By M.L. RANTALA
Classical Music Critic
Lyric Unlimited, an arm of Lyric Opera of Chicago, offers smaller productions than offered on Lyric’s main stage. Last year they offered “Charlie Parker’s Yardbird,” which was a hit in Chicago and other cities.
Lyric Unlimited also offers opera for children. This year it is “The Scorpion’s Sting”, with music and libretto by Canadian composer Dean Burry. He is the composer of the chidldren’s opera “The Brothers Grimm” which has had over 500 performances across Canada, the U.S., and Europe, including performances for Chicago school children sponsored by Lyric.
“The Scorpion’s Sting” is a 45-minute opera with a simple yet educational story: three students are on an archeological trip to Egypt when their professor is bitten by a scorpion. The students must try to find a way to save their teacher. In their search for a cure, a story within a story unfolds, that of Osiris and Isis. The students stumble upon the Lost Temple of Isis. Remembering that Isis was the goddess of healing, the students use the hieroglyphics they find on temple walls in a search for a cure and the professor is saved.
The story is simple and the language is always clearly understandable. There is some spoken text to help move the story along quickly.
The opera is well cast with singers who always clearly enunciate and take the acting elements of their part very seriously.

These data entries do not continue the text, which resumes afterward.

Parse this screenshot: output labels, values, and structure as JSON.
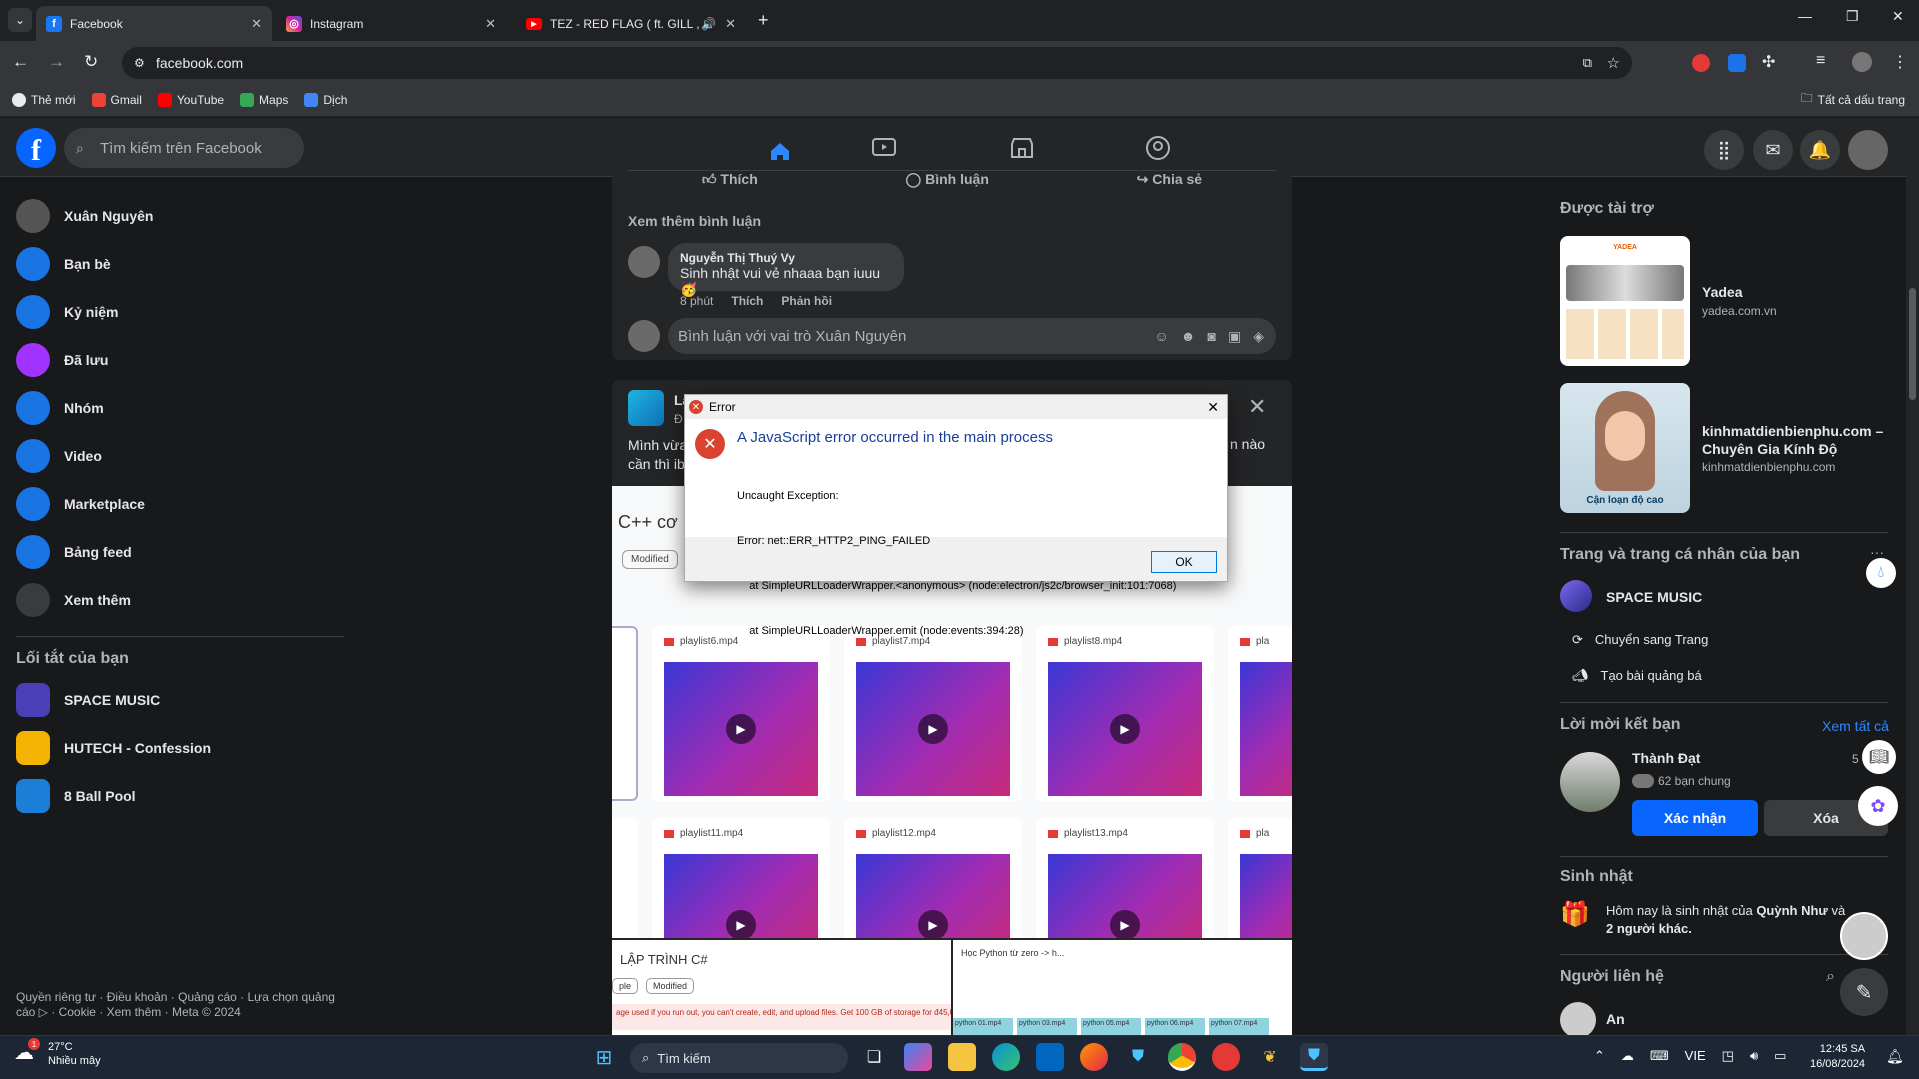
{
  "browser": {
    "tabs": [
      {
        "title": "Facebook",
        "icon": "facebook-icon",
        "color": "#1877f2"
      },
      {
        "title": "Instagram",
        "icon": "instagram-icon",
        "color": "#d6249f"
      },
      {
        "title": "TEZ - RED FLAG ( ft. GILL , I",
        "icon": "youtube-icon",
        "color": "#ff0000"
      }
    ],
    "url": "facebook.com",
    "bookmarks": [
      {
        "label": "Thẻ mới",
        "color": "#e8eaed"
      },
      {
        "label": "Gmail",
        "color": "#ea4335"
      },
      {
        "label": "YouTube",
        "color": "#ff0000"
      },
      {
        "label": "Maps",
        "color": "#34a853"
      },
      {
        "label": "Dịch",
        "color": "#4285f4"
      }
    ],
    "all_bookmarks": "Tất cả dấu trang"
  },
  "facebook": {
    "search_placeholder": "Tìm kiếm trên Facebook",
    "sidebar": [
      {
        "label": "Xuân Nguyên",
        "icon": "avatar-icon",
        "color": "#555"
      },
      {
        "label": "Bạn bè",
        "icon": "friends-icon",
        "color": "#1b74e4"
      },
      {
        "label": "Kỷ niệm",
        "icon": "clock-icon",
        "color": "#1b74e4"
      },
      {
        "label": "Đã lưu",
        "icon": "bookmark-icon",
        "color": "#a033ff"
      },
      {
        "label": "Nhóm",
        "icon": "groups-icon",
        "color": "#1b74e4"
      },
      {
        "label": "Video",
        "icon": "video-icon",
        "color": "#1b74e4"
      },
      {
        "label": "Marketplace",
        "icon": "marketplace-icon",
        "color": "#1b74e4"
      },
      {
        "label": "Bảng feed",
        "icon": "feed-icon",
        "color": "#1b74e4"
      },
      {
        "label": "Xem thêm",
        "icon": "chevron-down-icon",
        "color": "#3a3b3c"
      }
    ],
    "shortcuts_title": "Lối tắt của bạn",
    "shortcuts": [
      {
        "label": "SPACE MUSIC",
        "color": "#4b3fb8"
      },
      {
        "label": "HUTECH - Confession",
        "color": "#f5b301"
      },
      {
        "label": "8 Ball Pool",
        "color": "#1c7ed6"
      }
    ],
    "footer_line1": "Quyền riêng tư · Điều khoản · Quảng cáo · Lựa chọn quảng",
    "footer_line2": "cáo ▷ · Cookie · Xem thêm · Meta © 2024",
    "post": {
      "like": "Thích",
      "comment": "Bình luận",
      "share": "Chia sẻ",
      "more_comments": "Xem thêm bình luận",
      "comment_author": "Nguyễn Thị Thuý Vy",
      "comment_text": "Sinh nhật vui vẻ nhaaa bạn iuuu🥳",
      "comment_time": "8 phút",
      "comment_like": "Thích",
      "comment_reply": "Phản hồi",
      "compose_placeholder": "Bình luận với vai trò Xuân Nguyên"
    },
    "post2": {
      "title_partial": "Lậ",
      "sub_partial": "Đ",
      "text_partial": "Mình vừa",
      "text_partial2": "cần thì ib",
      "text_right": "n nào",
      "code_text": "C++ cơ l",
      "modified": "Modified",
      "videos_row1": [
        "playlist6.mp4",
        "playlist7.mp4",
        "playlist8.mp4",
        "pla"
      ],
      "videos_row2": [
        "playlist11.mp4",
        "playlist12.mp4",
        "playlist13.mp4",
        "pla"
      ],
      "bottom_left_title": "LẬP TRÌNH C#",
      "bottom_left_tag1": "ple",
      "bottom_left_tag2": "Modified",
      "bottom_left_notice": "age used if you run out, you can't create, edit, and upload files. Get 100 GB of storage for đ45,000 đ11,25",
      "bottom_right_title": "Học Python từ zero -> h...",
      "bottom_right_tag1": "",
      "bottom_right_files": [
        "python 01.mp4",
        "python 03.mp4",
        "python 05.mp4",
        "python 06.mp4",
        "python 07.mp4"
      ]
    },
    "right": {
      "sponsored": "Được tài trợ",
      "ads": [
        {
          "name": "Yadea",
          "domain": "yadea.com.vn",
          "caption": "YADEA"
        },
        {
          "name": "kinhmatdienbienphu.com – Chuyên Gia Kính Độ",
          "domain": "kinhmatdienbienphu.com",
          "caption": "Cận loạn độ cao"
        }
      ],
      "pages_title": "Trang và trang cá nhân của bạn",
      "page_name": "SPACE MUSIC",
      "switch_page": "Chuyển sang Trang",
      "create_ad": "Tạo bài quảng bá",
      "friend_req_title": "Lời mời kết bạn",
      "see_all": "Xem tất cả",
      "friend_name": "Thành Đạt",
      "friend_mutual": "62 bạn chung",
      "friend_time": "5",
      "confirm": "Xác nhận",
      "delete": "Xóa",
      "birthday_title": "Sinh nhật",
      "birthday_prefix": "Hôm nay là sinh nhật của ",
      "birthday_name": "Quỳnh Như",
      "birthday_suffix": " và",
      "birthday_line2": "2 người khác.",
      "contacts_title": "Người liên hệ",
      "contact1": "An"
    }
  },
  "dialog": {
    "title": "Error",
    "heading": "A JavaScript error occurred in the main process",
    "lines": [
      "Uncaught Exception:",
      "Error: net::ERR_HTTP2_PING_FAILED",
      "    at SimpleURLLoaderWrapper.<anonymous> (node:electron/js2c/browser_init:101:7068)",
      "    at SimpleURLLoaderWrapper.emit (node:events:394:28)"
    ],
    "ok": "OK"
  },
  "taskbar": {
    "weather_temp": "27°C",
    "weather_desc": "Nhiều mây",
    "weather_badge": "1",
    "search": "Tìm kiếm",
    "lang": "VIE",
    "time": "12:45 SA",
    "date": "16/08/2024"
  }
}
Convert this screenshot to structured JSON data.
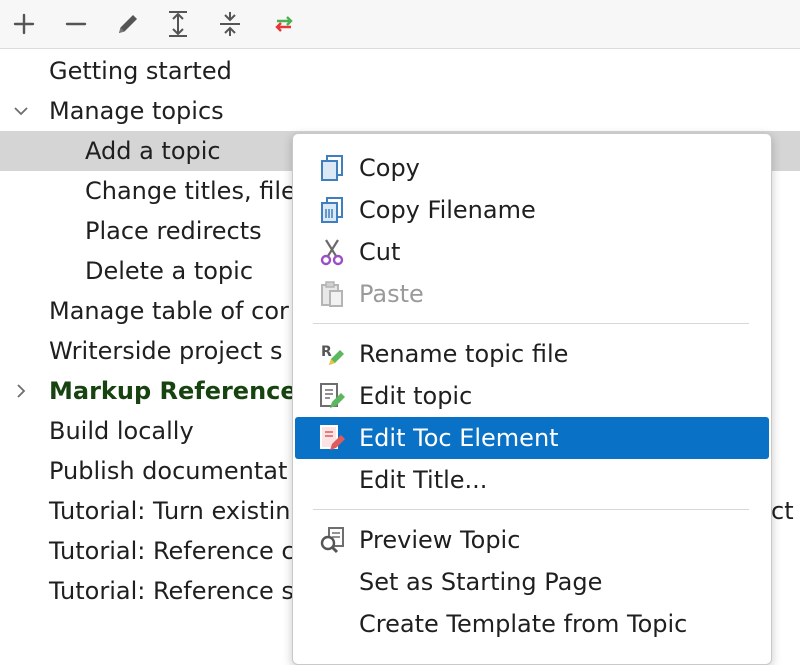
{
  "toolbar": {
    "buttons": [
      {
        "icon": "plus-icon"
      },
      {
        "icon": "minus-icon"
      },
      {
        "icon": "pencil-icon"
      },
      {
        "icon": "expand-all-icon"
      },
      {
        "icon": "collapse-all-icon"
      },
      {
        "icon": "swap-arrows-icon"
      }
    ]
  },
  "tree": {
    "items": [
      {
        "label": "Getting started"
      },
      {
        "label": "Manage topics",
        "expanded": true
      },
      {
        "label": "Add a topic",
        "selected": true
      },
      {
        "label": "Change titles, file"
      },
      {
        "label": "Place redirects"
      },
      {
        "label": "Delete a topic"
      },
      {
        "label": "Manage table of cor"
      },
      {
        "label": "Writerside project s"
      },
      {
        "label": "Markup Reference",
        "expanded": false
      },
      {
        "label": "Build locally"
      },
      {
        "label": "Publish documentat"
      },
      {
        "label": "Tutorial: Turn existin",
        "suffix": "ct"
      },
      {
        "label": "Tutorial: Reference c"
      },
      {
        "label": "Tutorial: Reference s"
      }
    ]
  },
  "context_menu": {
    "items": [
      {
        "label": "Copy",
        "icon": "copy-icon"
      },
      {
        "label": "Copy Filename",
        "icon": "copy-filename-icon"
      },
      {
        "label": "Cut",
        "icon": "scissors-icon"
      },
      {
        "label": "Paste",
        "icon": "paste-icon",
        "disabled": true
      },
      {
        "label": "Rename topic file",
        "icon": "rename-file-icon"
      },
      {
        "label": "Edit topic",
        "icon": "edit-topic-icon"
      },
      {
        "label": "Edit Toc Element",
        "icon": "edit-toc-icon",
        "highlighted": true
      },
      {
        "label": "Edit Title..."
      },
      {
        "label": "Preview Topic",
        "icon": "preview-icon"
      },
      {
        "label": "Set as Starting Page"
      },
      {
        "label": "Create Template from Topic"
      }
    ]
  },
  "colors": {
    "highlight": "#0a72c6",
    "selected_row": "#d5d5d5",
    "bold_item": "#16430f"
  }
}
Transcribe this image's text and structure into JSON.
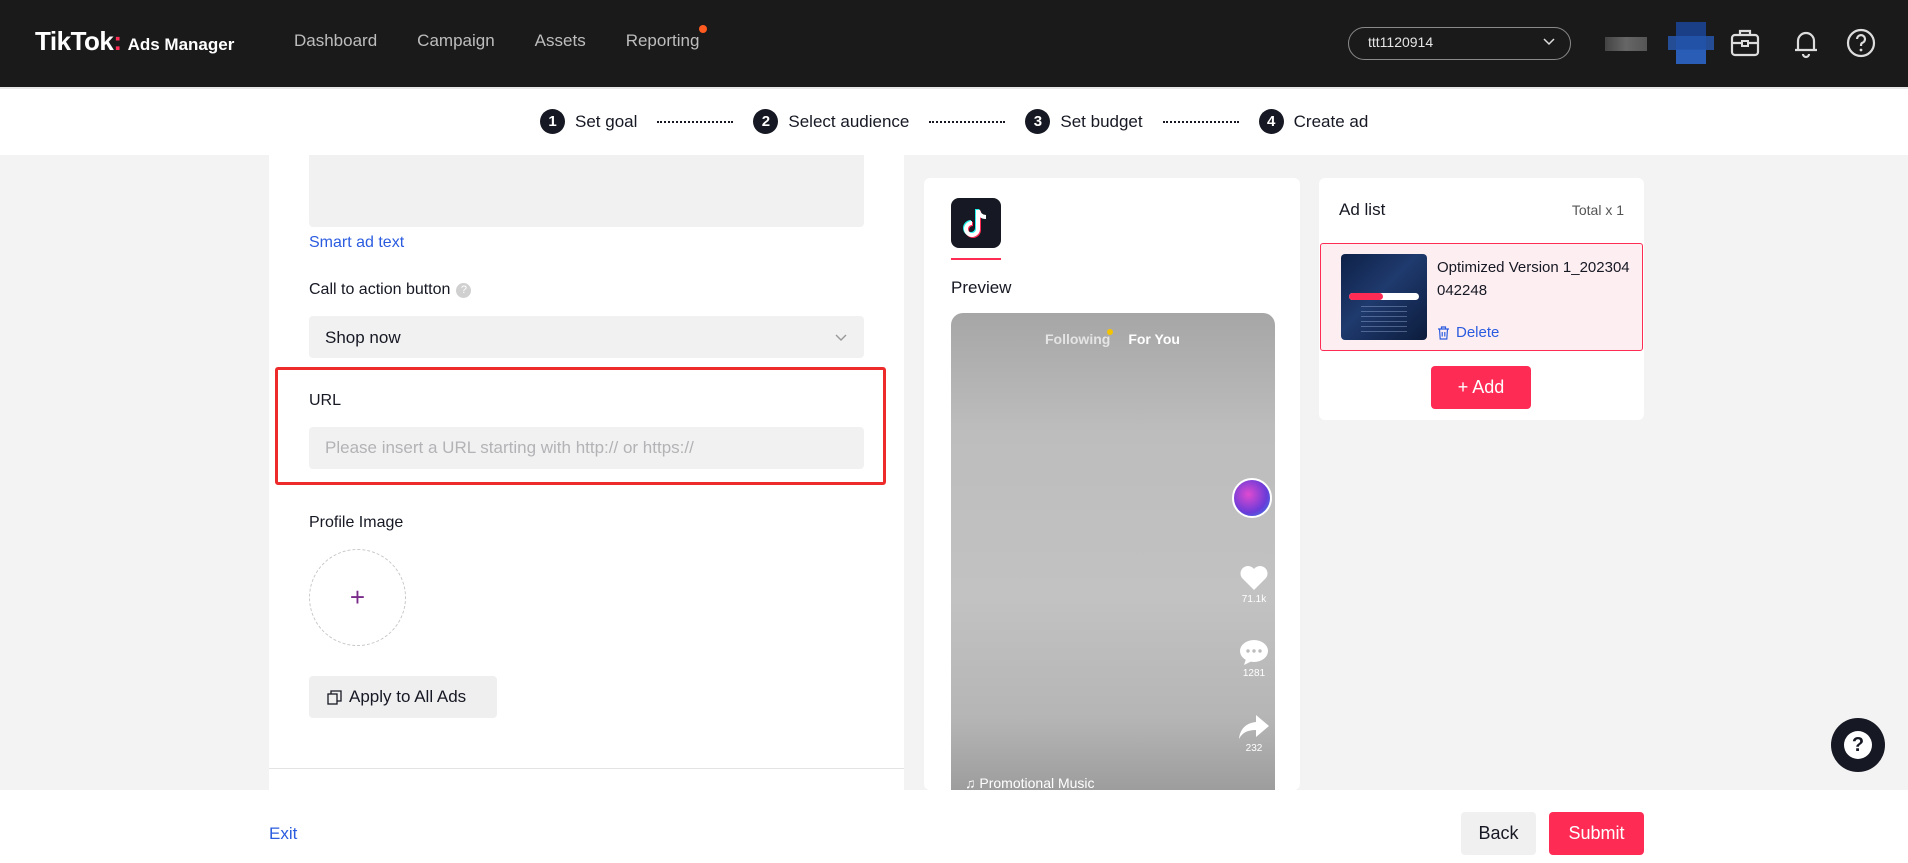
{
  "header": {
    "brand": "TikTok",
    "brand_sub": "Ads Manager",
    "nav": [
      "Dashboard",
      "Campaign",
      "Assets",
      "Reporting"
    ],
    "account": "ttt1120914"
  },
  "steps": [
    {
      "num": "1",
      "label": "Set goal"
    },
    {
      "num": "2",
      "label": "Select audience"
    },
    {
      "num": "3",
      "label": "Set budget"
    },
    {
      "num": "4",
      "label": "Create ad"
    }
  ],
  "form": {
    "smart_ad_text": "Smart ad text",
    "cta_label": "Call to action button",
    "cta_value": "Shop now",
    "url_label": "URL",
    "url_placeholder": "Please insert a URL starting with http:// or https://",
    "profile_label": "Profile Image",
    "apply_label": "Apply to All Ads"
  },
  "preview": {
    "title": "Preview",
    "tab_following": "Following",
    "tab_foryou": "For You",
    "likes": "71.1k",
    "comments": "1281",
    "shares": "232",
    "music": "Promotional Music"
  },
  "adlist": {
    "title": "Ad list",
    "total": "Total x 1",
    "item_name": "Optimized Version 1_202304042248",
    "delete_label": "Delete",
    "add_label": "Add"
  },
  "footer": {
    "exit": "Exit",
    "back": "Back",
    "submit": "Submit"
  },
  "colors": {
    "accent": "#fe2c55",
    "link": "#2b5ce0",
    "topbar": "#1a1a1a",
    "highlight": "#ee2b2b"
  }
}
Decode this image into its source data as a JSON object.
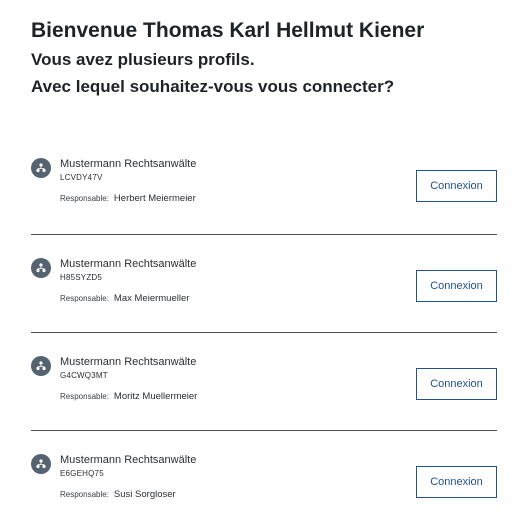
{
  "header": {
    "title": "Bienvenue Thomas Karl Hellmut Kiener",
    "line1": "Vous avez plusieurs profils.",
    "line2": "Avec lequel souhaitez-vous vous connecter?"
  },
  "profiles": [
    {
      "company": "Mustermann Rechtsanwälte",
      "code": "LCVDY47V",
      "responsible_label": "Responsable:",
      "responsible": "Herbert Meiermeier",
      "button": "Connexion"
    },
    {
      "company": "Mustermann Rechtsanwälte",
      "code": "H85SYZD5",
      "responsible_label": "Responsable:",
      "responsible": "Max Meiermueller",
      "button": "Connexion"
    },
    {
      "company": "Mustermann Rechtsanwälte",
      "code": "G4CWQ3MT",
      "responsible_label": "Responsable:",
      "responsible": "Moritz Muellermeier",
      "button": "Connexion"
    },
    {
      "company": "Mustermann Rechtsanwälte",
      "code": "E6GEHQ75",
      "responsible_label": "Responsable:",
      "responsible": "Susi Sorgloser",
      "button": "Connexion"
    }
  ],
  "icons": {
    "avatar": "organization-icon"
  },
  "colors": {
    "accent": "#24528a",
    "avatar_bg": "#556270",
    "divider": "#4a4f55",
    "text": "#1f2328"
  }
}
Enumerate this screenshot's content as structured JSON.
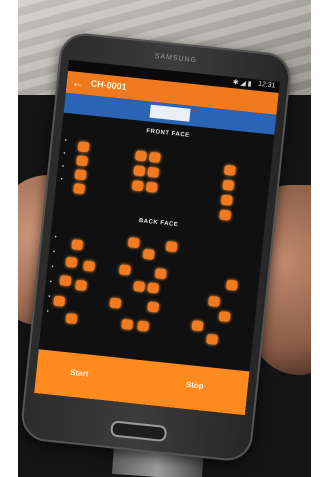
{
  "device": {
    "brand": "SAMSUNG"
  },
  "status_bar": {
    "time": "12:31",
    "icons": [
      "bluetooth-icon",
      "wifi-icon",
      "signal-icon",
      "battery-icon"
    ]
  },
  "app_bar": {
    "back_icon": "arrow-left-icon",
    "title": "CH-0001"
  },
  "tabs": {
    "items": [
      "",
      "",
      "",
      "",
      "",
      "",
      "",
      ""
    ]
  },
  "sections": {
    "top_label": "FRONT FACE",
    "bottom_label": "BACK FACE"
  },
  "bottom_bar": {
    "left_button": "Start",
    "right_button": "Stop"
  },
  "colors": {
    "led": "#f47a1f",
    "app_bar": "#f07b1f",
    "tab_bar": "#2b63b5",
    "bottom_bar": "#ff8a1e"
  }
}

Since each singer has at least two roles, their strong acting talents are important in separating their present-day character from their character of the ancient past.
Soprano Melinda Alberty, mezzo-soprano Julia Hardin, tenor Curtis Bannister, and baritone Matthan Black were all splendid and created a sound world that appealed to the large number of children in the audience during the premiere performance.
“The Scorpion’s Sting” is a fast-moving, engaging opera which drew the children in. Burry even included the audience at one point, asking the kids to repeat a simple phrase every time they heard another simple phrase. The kids were on board, with loud and enthusiastic responses. Two kids also appeared on stage for short cameos.
A piano was placed stage right, where Matthew Gemmill accompanied the singers with flair. The production was directed by Elise Sandell, who kept the action moving but also made it easy to understand. The sets were designed by Lauren Nigri and the cosumtes by Noël Huntzinger.
Four afternoon performances were given at the Studebaker Theater in the Fine Arts Building downtown. I attended the first of these, on Oct. 14. The opera will now travel throughout Chicago as part of Lyric Unlimited’s “Opera in the Neighborhoods” for 30 performances in 15 different locations. Students in grades 3 through 6 — from CPS, charter schools, private schools, as well as home-schooled kids — will have a chance to see it. Even the program is designed for kids, with puzzles, a glossary, and interesting educational sections. The Field Museum is an educational partner in the production. Bravo to Lyric for helping to create a new generation of opera lovers while giving kids a fun and educational story at the same time.